What Is Auto Scaling?
Say you have two servers behind a load balancer, both equally handling half of your traffic. If you need to handle more demand, you add another server. However, this demand is often cyclic, peaking each day with higher load, so it would be a pain to handle this manually.
Auto scaling handles it, as the name implies, automatically. You define a prebuilt template that is used to start up a copy of your servers from scratch. Whenever your network reaches a predetermined amount of load, say, 70% CPU usage, auto scaling will fire up a new instance to smooth things out. When it calms down, it’ll scale down the number or instances.
Of course, setting up this template won’t be easy, but GCP has tools to make this simpler, such as being able to use a container as a machine image.
While Auto Scaling allows you to scale up to meet any amount of demand, it can also save you money by scaling down when it’s not needed. With traditional server hosting, you need to plan for peak demand—if your server can’t handle peak traffic, you need a better server. However, this is a waste of money usually, because during off-hours when your application isn’t under peak load, you’re paying more than you need to.
Even if you’re only using one or two servers, setting up Auto Scaling can help your network handle spikes in traffic activity, and is a useful feature for any high availability network.
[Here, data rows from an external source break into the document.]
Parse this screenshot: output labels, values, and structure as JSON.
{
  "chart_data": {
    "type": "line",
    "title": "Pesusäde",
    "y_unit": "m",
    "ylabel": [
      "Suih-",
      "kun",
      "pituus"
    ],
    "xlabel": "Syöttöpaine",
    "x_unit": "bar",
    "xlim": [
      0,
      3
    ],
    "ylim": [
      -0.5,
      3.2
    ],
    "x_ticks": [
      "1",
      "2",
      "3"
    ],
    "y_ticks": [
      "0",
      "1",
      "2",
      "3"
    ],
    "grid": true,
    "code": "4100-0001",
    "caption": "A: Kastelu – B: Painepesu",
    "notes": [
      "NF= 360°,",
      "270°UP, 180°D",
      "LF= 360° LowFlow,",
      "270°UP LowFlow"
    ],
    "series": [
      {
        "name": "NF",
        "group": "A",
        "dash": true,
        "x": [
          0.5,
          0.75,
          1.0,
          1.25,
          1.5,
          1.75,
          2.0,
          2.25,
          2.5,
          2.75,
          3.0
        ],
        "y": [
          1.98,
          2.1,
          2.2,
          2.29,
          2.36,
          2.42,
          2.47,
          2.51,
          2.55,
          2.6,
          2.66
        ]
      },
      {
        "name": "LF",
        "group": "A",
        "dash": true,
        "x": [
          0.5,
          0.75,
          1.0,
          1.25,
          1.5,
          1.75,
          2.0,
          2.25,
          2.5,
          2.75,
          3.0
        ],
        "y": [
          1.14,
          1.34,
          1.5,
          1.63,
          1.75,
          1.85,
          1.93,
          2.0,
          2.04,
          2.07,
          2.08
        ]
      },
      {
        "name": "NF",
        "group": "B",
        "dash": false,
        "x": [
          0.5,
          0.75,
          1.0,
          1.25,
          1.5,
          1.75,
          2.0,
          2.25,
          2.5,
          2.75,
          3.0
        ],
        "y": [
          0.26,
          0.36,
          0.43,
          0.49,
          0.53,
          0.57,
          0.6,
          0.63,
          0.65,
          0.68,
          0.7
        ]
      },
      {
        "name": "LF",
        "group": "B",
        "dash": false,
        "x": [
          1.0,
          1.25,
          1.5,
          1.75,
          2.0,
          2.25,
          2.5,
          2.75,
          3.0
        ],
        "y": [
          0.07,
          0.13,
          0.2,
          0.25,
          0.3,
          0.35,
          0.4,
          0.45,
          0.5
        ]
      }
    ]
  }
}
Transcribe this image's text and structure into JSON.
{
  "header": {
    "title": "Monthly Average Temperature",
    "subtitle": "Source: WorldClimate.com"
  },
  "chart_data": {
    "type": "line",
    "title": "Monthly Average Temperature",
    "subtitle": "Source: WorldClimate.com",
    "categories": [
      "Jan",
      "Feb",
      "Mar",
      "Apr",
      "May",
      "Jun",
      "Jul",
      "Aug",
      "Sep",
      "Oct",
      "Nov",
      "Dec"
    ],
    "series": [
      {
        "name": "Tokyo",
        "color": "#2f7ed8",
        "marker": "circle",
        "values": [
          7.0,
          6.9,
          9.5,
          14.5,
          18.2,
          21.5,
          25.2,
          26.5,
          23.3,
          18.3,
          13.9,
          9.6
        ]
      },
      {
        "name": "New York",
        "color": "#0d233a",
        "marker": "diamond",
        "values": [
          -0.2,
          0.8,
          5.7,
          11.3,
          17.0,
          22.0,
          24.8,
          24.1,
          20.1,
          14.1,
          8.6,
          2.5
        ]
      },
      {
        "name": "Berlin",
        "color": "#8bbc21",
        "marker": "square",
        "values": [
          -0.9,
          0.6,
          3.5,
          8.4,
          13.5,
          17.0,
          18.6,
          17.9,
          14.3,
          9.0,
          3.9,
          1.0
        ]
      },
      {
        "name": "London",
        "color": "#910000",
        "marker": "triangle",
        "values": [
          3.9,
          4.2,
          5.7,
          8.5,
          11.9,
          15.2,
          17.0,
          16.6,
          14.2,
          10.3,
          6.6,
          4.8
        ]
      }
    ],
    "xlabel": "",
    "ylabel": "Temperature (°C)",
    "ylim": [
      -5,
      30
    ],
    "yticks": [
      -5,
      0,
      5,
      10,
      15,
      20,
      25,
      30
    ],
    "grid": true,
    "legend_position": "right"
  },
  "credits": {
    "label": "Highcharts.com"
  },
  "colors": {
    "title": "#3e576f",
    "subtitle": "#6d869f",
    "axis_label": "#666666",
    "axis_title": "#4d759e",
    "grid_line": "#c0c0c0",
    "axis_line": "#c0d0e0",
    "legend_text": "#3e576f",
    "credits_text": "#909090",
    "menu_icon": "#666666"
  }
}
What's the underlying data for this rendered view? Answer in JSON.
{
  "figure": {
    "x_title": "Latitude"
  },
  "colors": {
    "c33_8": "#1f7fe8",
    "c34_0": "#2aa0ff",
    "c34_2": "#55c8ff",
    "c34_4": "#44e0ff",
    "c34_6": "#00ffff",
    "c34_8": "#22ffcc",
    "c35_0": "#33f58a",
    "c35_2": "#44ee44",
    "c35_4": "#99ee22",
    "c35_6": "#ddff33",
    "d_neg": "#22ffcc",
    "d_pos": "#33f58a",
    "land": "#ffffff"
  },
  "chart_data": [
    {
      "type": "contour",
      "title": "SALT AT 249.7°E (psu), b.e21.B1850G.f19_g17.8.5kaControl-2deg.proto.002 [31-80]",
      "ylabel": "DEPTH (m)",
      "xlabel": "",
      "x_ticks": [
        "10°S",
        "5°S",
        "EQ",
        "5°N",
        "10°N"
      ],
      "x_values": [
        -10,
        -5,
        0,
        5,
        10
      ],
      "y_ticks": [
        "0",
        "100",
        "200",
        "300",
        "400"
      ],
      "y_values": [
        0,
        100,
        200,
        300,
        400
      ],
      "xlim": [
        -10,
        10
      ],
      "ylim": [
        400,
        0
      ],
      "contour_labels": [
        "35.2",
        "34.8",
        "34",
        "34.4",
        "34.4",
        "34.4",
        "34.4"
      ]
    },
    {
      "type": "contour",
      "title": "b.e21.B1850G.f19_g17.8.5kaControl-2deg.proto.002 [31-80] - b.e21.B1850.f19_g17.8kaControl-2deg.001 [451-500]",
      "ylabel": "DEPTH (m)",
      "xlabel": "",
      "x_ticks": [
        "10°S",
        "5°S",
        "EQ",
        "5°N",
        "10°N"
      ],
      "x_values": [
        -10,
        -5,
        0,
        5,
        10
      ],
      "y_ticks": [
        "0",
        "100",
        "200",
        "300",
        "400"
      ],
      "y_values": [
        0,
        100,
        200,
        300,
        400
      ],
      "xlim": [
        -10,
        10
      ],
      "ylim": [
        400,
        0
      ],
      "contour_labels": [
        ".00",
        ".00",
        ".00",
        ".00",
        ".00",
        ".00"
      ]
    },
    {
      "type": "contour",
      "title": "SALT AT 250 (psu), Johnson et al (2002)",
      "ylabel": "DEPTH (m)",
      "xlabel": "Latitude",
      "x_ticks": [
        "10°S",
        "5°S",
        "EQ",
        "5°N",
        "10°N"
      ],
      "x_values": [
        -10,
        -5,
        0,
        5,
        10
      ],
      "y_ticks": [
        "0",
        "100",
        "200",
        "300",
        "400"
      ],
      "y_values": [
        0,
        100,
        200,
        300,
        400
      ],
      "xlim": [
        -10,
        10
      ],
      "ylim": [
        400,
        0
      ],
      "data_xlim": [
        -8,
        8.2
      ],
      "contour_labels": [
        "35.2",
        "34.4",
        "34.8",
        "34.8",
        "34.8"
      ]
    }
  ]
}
Setting Up a Managed Instance Group
From the GCP Management Console, select Compute Engine > Instance Groups.
Create a new instance group, and choose “New Managed Instance Group.”
You can set this group to spawn across multiple zones, which is better for high availability. Each instance group will be fixed to one region though, and this setting is permanent. You’ll need to create additional instance groups for every other region you plan on having servers in.
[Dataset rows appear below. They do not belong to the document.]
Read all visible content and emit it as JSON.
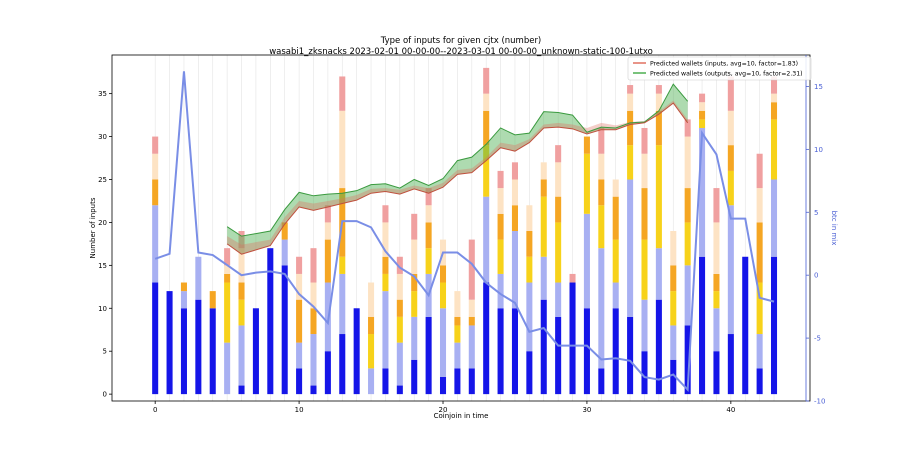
{
  "chart_data": {
    "type": "bar",
    "title_line1": "Type of inputs for given cjtx (number)",
    "title_line2": "wasabi1_zksnacks 2023-02-01 00-00-00--2023-03-01 00-00-00_unknown-static-100-1utxo",
    "xlabel": "Coinjoin in time",
    "ylabel_left": "Number of inputs",
    "ylabel_right": "btc in mix",
    "xlim": [
      -3,
      45.5
    ],
    "ylim_left": [
      -0.8,
      39.5
    ],
    "ylim_right": [
      -10,
      17.5
    ],
    "x_ticks": [
      0,
      10,
      20,
      30,
      40
    ],
    "y_ticks_left": [
      0,
      5,
      10,
      15,
      20,
      25,
      30,
      35
    ],
    "y_ticks_right": [
      -10,
      -5,
      0,
      5,
      10,
      15
    ],
    "grid": "vertical lines at each coinjoin",
    "legend_position": "top-right",
    "legend": [
      {
        "label": "Predicted wallets (inputs, avg=10, factor=1.83)",
        "color": "#e07060"
      },
      {
        "label": "Predicted wallets (outputs, avg=10, factor=2.31)",
        "color": "#4caf50"
      }
    ],
    "stack_colors": [
      "#1515e8",
      "#a8b0f2",
      "#f7d21a",
      "#f5a623",
      "#fde3c4",
      "#f0a0a0"
    ],
    "stacks": [
      [
        13,
        9,
        0,
        3,
        3,
        2
      ],
      [
        12,
        0,
        0,
        0,
        0,
        0
      ],
      [
        10,
        2,
        0,
        1,
        0,
        0
      ],
      [
        11,
        5,
        0,
        0,
        0,
        0
      ],
      [
        10,
        0,
        0,
        2,
        0,
        0
      ],
      [
        0,
        6,
        7,
        1,
        1,
        2
      ],
      [
        1,
        7,
        3,
        2,
        4,
        2
      ],
      [
        10,
        0,
        0,
        0,
        0,
        0
      ],
      [
        17,
        0,
        0,
        0,
        0,
        0
      ],
      [
        15,
        3,
        0,
        2,
        0,
        0
      ],
      [
        3,
        3,
        0,
        5,
        3,
        2
      ],
      [
        1,
        6,
        0,
        3,
        3,
        4
      ],
      [
        5,
        8,
        0,
        5,
        2,
        2
      ],
      [
        7,
        7,
        2,
        8,
        9,
        4
      ],
      [
        10,
        0,
        0,
        0,
        0,
        0
      ],
      [
        0,
        3,
        4,
        2,
        4,
        0
      ],
      [
        3,
        9,
        2,
        2,
        4,
        2
      ],
      [
        1,
        5,
        3,
        2,
        3,
        2
      ],
      [
        4,
        5,
        3,
        2,
        4,
        3
      ],
      [
        9,
        5,
        3,
        3,
        2,
        2
      ],
      [
        2,
        8,
        3,
        2,
        3,
        0
      ],
      [
        3,
        3,
        2,
        1,
        3,
        0
      ],
      [
        3,
        5,
        0,
        1,
        2,
        7
      ],
      [
        13,
        10,
        6,
        4,
        2,
        3
      ],
      [
        10,
        4,
        4,
        3,
        3,
        2
      ],
      [
        10,
        9,
        0,
        3,
        3,
        2
      ],
      [
        5,
        8,
        3,
        3,
        3,
        0
      ],
      [
        11,
        5,
        7,
        2,
        2,
        0
      ],
      [
        9,
        4,
        7,
        3,
        4,
        2
      ],
      [
        13,
        0,
        0,
        0,
        0,
        1
      ],
      [
        10,
        11,
        7,
        2,
        0,
        0
      ],
      [
        3,
        14,
        5,
        3,
        3,
        3
      ],
      [
        10,
        3,
        5,
        5,
        2,
        0
      ],
      [
        9,
        16,
        4,
        4,
        2,
        1
      ],
      [
        5,
        6,
        7,
        6,
        4,
        3
      ],
      [
        11,
        6,
        12,
        4,
        2,
        1
      ],
      [
        4,
        4,
        4,
        3,
        4,
        0
      ],
      [
        8,
        7,
        5,
        4,
        6,
        2
      ],
      [
        16,
        15,
        1,
        1,
        1,
        1
      ],
      [
        5,
        5,
        2,
        2,
        6,
        4
      ],
      [
        7,
        15,
        4,
        3,
        4,
        4
      ],
      [
        16,
        0,
        0,
        0,
        0,
        0
      ],
      [
        3,
        4,
        6,
        7,
        4,
        4
      ],
      [
        16,
        9,
        7,
        2,
        1,
        2
      ]
    ],
    "btc_in_mix": {
      "x": [
        0,
        1,
        2,
        3,
        4,
        5,
        6,
        7,
        8,
        9,
        10,
        11,
        12,
        13,
        14,
        15,
        16,
        17,
        18,
        19,
        20,
        21,
        22,
        23,
        24,
        25,
        26,
        27,
        28,
        29,
        30,
        31,
        32,
        33,
        34,
        35,
        36,
        37,
        38,
        39,
        40,
        41,
        42,
        43
      ],
      "y": [
        1.3,
        1.7,
        16.2,
        1.8,
        1.6,
        0.8,
        0.0,
        0.2,
        0.3,
        0.1,
        -1.5,
        -2.5,
        -3.8,
        4.3,
        4.3,
        3.8,
        1.9,
        0.6,
        -0.1,
        -1.6,
        1.8,
        1.8,
        0.9,
        -0.6,
        -1.5,
        -2.2,
        -4.5,
        -4.2,
        -5.6,
        -5.6,
        -5.6,
        -6.7,
        -6.6,
        -6.8,
        -8.1,
        -8.3,
        -7.9,
        -9.1,
        11.3,
        9.6,
        4.5,
        4.5,
        -1.8,
        -2.1
      ],
      "color": "#7a8ee6"
    },
    "predicted_inputs": {
      "x": [
        5,
        6,
        7,
        8,
        9,
        10,
        11,
        12,
        13,
        14,
        15,
        16,
        17,
        18,
        19,
        20,
        21,
        22,
        23,
        24,
        25,
        26,
        27,
        28,
        29,
        30,
        31,
        32,
        33,
        34,
        35,
        36,
        37
      ],
      "y": [
        17.5,
        16.3,
        16.8,
        17.3,
        19.8,
        21.8,
        21.4,
        21.8,
        22.2,
        22.6,
        23.4,
        23.6,
        23.3,
        23.9,
        23.4,
        24.1,
        25.6,
        25.8,
        27.2,
        28.7,
        28.3,
        29.3,
        31.0,
        31.1,
        30.9,
        30.3,
        30.8,
        30.8,
        31.4,
        31.6,
        32.6,
        33.9,
        31.6
      ],
      "upper": [
        18.4,
        17.4,
        17.7,
        18.0,
        20.6,
        22.5,
        22.2,
        22.5,
        22.8,
        23.2,
        23.9,
        24.0,
        23.8,
        24.3,
        24.0,
        24.6,
        26.1,
        26.3,
        27.6,
        29.3,
        29.0,
        29.7,
        31.4,
        31.6,
        31.4,
        31.0,
        31.6,
        31.3,
        31.7,
        31.8,
        32.9,
        34.2,
        32.0
      ]
    },
    "predicted_outputs": {
      "x": [
        5,
        6,
        7,
        8,
        9,
        10,
        11,
        12,
        13,
        14,
        15,
        16,
        17,
        18,
        19,
        20,
        21,
        22,
        23,
        24,
        25,
        26,
        27,
        28,
        29,
        30,
        31,
        32,
        33,
        34,
        35,
        36,
        37
      ],
      "y": [
        19.5,
        18.4,
        18.7,
        19.0,
        21.5,
        23.5,
        23.1,
        23.3,
        23.4,
        23.7,
        24.4,
        24.5,
        24.0,
        25.0,
        24.3,
        25.1,
        27.2,
        27.6,
        29.1,
        31.0,
        30.2,
        30.4,
        32.9,
        32.8,
        32.5,
        30.5,
        31.1,
        31.0,
        31.6,
        31.7,
        33.0,
        36.1,
        34.1
      ]
    }
  }
}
You’ll, of course, need an instance template set up to define what data gets put on your server, and how a new node in the Auto Scaling group gets started up. If you have one already, select it here. If not, you can read our guide on setting them up.
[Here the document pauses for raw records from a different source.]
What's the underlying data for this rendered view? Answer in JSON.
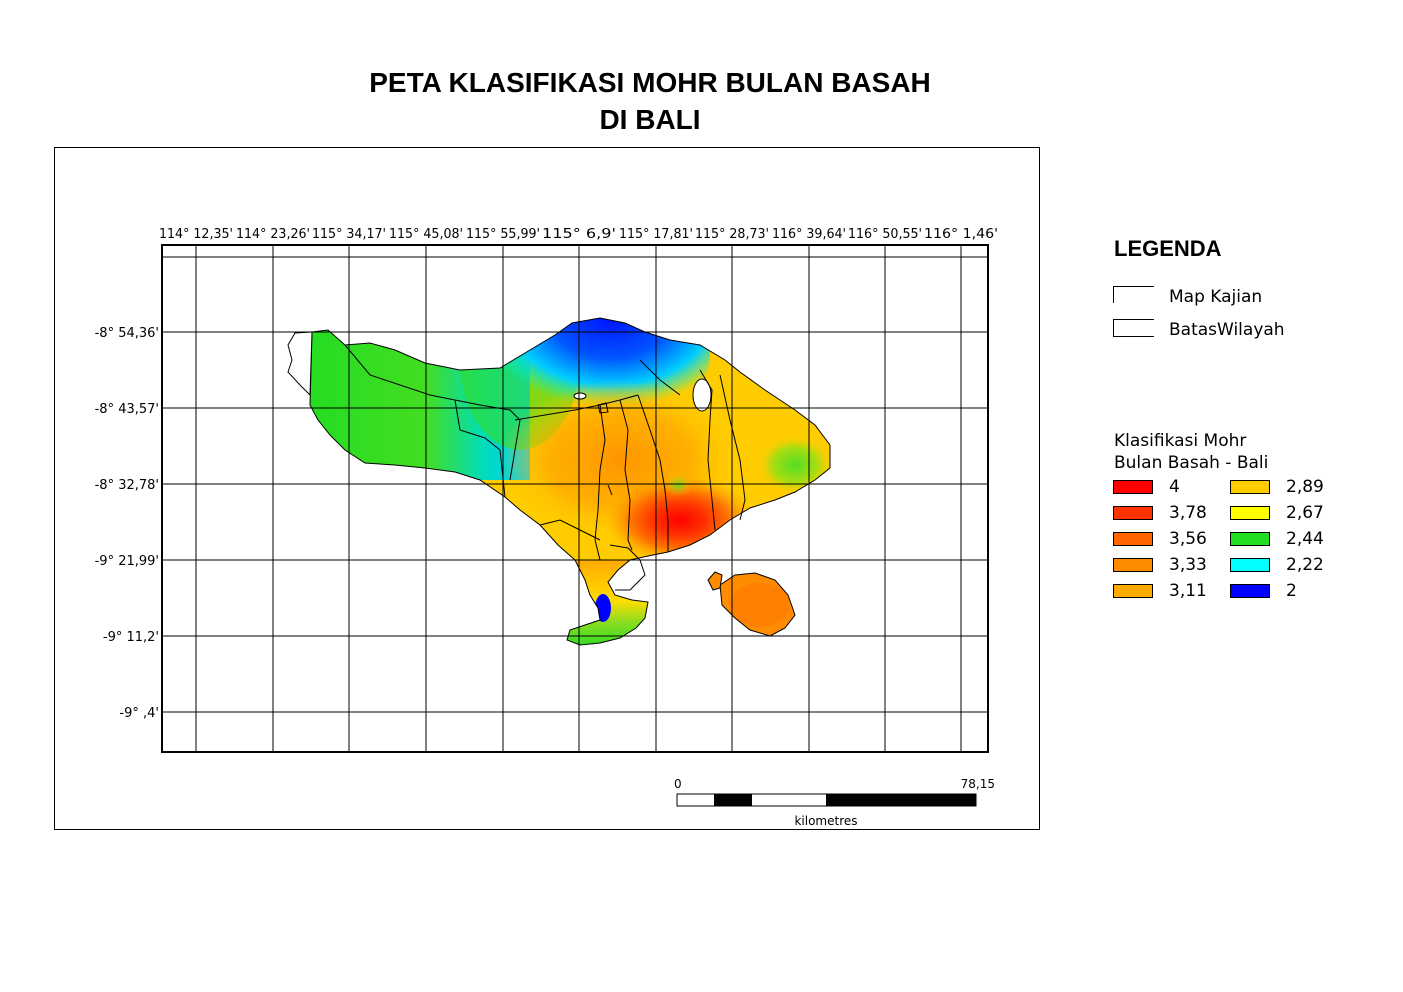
{
  "title": {
    "line1": "PETA KLASIFIKASI MOHR BULAN BASAH",
    "line2": "DI BALI"
  },
  "map": {
    "lon_labels": [
      "114° 12,35'",
      "114° 23,26'",
      "115° 34,17'",
      "115° 45,08'",
      "115° 55,99'",
      "115° 6,9'",
      "115° 17,81'",
      "115° 28,73'",
      "116° 39,64'",
      "116° 50,55'",
      "116° 1,46'"
    ],
    "lat_labels": [
      "-8° 54,36'",
      "-8° 43,57'",
      "-8° 32,78'",
      "-9° 21,99'",
      "-9° 11,2'",
      "-9° ,4'"
    ],
    "scalebar": {
      "start": "0",
      "end": "78,15",
      "unit": "kilometres"
    },
    "colors": {
      "sea": "#ffffff",
      "c4": "#ff0000",
      "c378": "#ff3300",
      "c356": "#ff6600",
      "c333": "#ff8c00",
      "c311": "#ffaa00",
      "c289": "#ffcc00",
      "c267": "#ffff00",
      "c244": "#22dd22",
      "c222": "#00ffff",
      "c2": "#0000ff"
    }
  },
  "legend": {
    "title": "LEGENDA",
    "items": [
      {
        "label": "Map Kajian"
      },
      {
        "label": "BatasWilayah"
      }
    ],
    "class_title_1": "Klasifikasi Mohr",
    "class_title_2": "Bulan Basah - Bali",
    "classes": [
      {
        "label": "4",
        "color": "#ff0000"
      },
      {
        "label": "3,78",
        "color": "#ff3300"
      },
      {
        "label": "3,56",
        "color": "#ff6600"
      },
      {
        "label": "3,33",
        "color": "#ff8c00"
      },
      {
        "label": "3,11",
        "color": "#ffaa00"
      },
      {
        "label": "2,89",
        "color": "#ffcc00"
      },
      {
        "label": "2,67",
        "color": "#ffff00"
      },
      {
        "label": "2,44",
        "color": "#22dd22"
      },
      {
        "label": "2,22",
        "color": "#00ffff"
      },
      {
        "label": "2",
        "color": "#0000ff"
      }
    ]
  }
}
Below that, you’ll find the settings for Auto Scaling. The default mode auto scales up and down, but you can disable scale in and only have the network scale up. You can also set the metric that it uses to Auto Scale, which is set to CPU usage at 60% by default.
The cool-down period is basically how long a new server takes to load up—if your server takes a minute or two to get everything set up, you don’t want GCP looking at those metrics while it’s setting up, as it could report unexpectedly high CPU usage.
You can also change the minimum and maximum number of instances, to ensure performance and limit costs, respectively.
The last feature is Autohealing, which will regular perform health checks on the services running on each instance. If an instance starts acting up, it can be replaced easily. If you have a load balancer, it will route traffic away automatically but doesn’t fix the instance itself without autohealing. We recommend that you enable this feature.
Click “Create,” and the minimum number of instances will be created. You can manage them individually from the Compute Engine console, or manage the instance template to edit the settings for the whole group.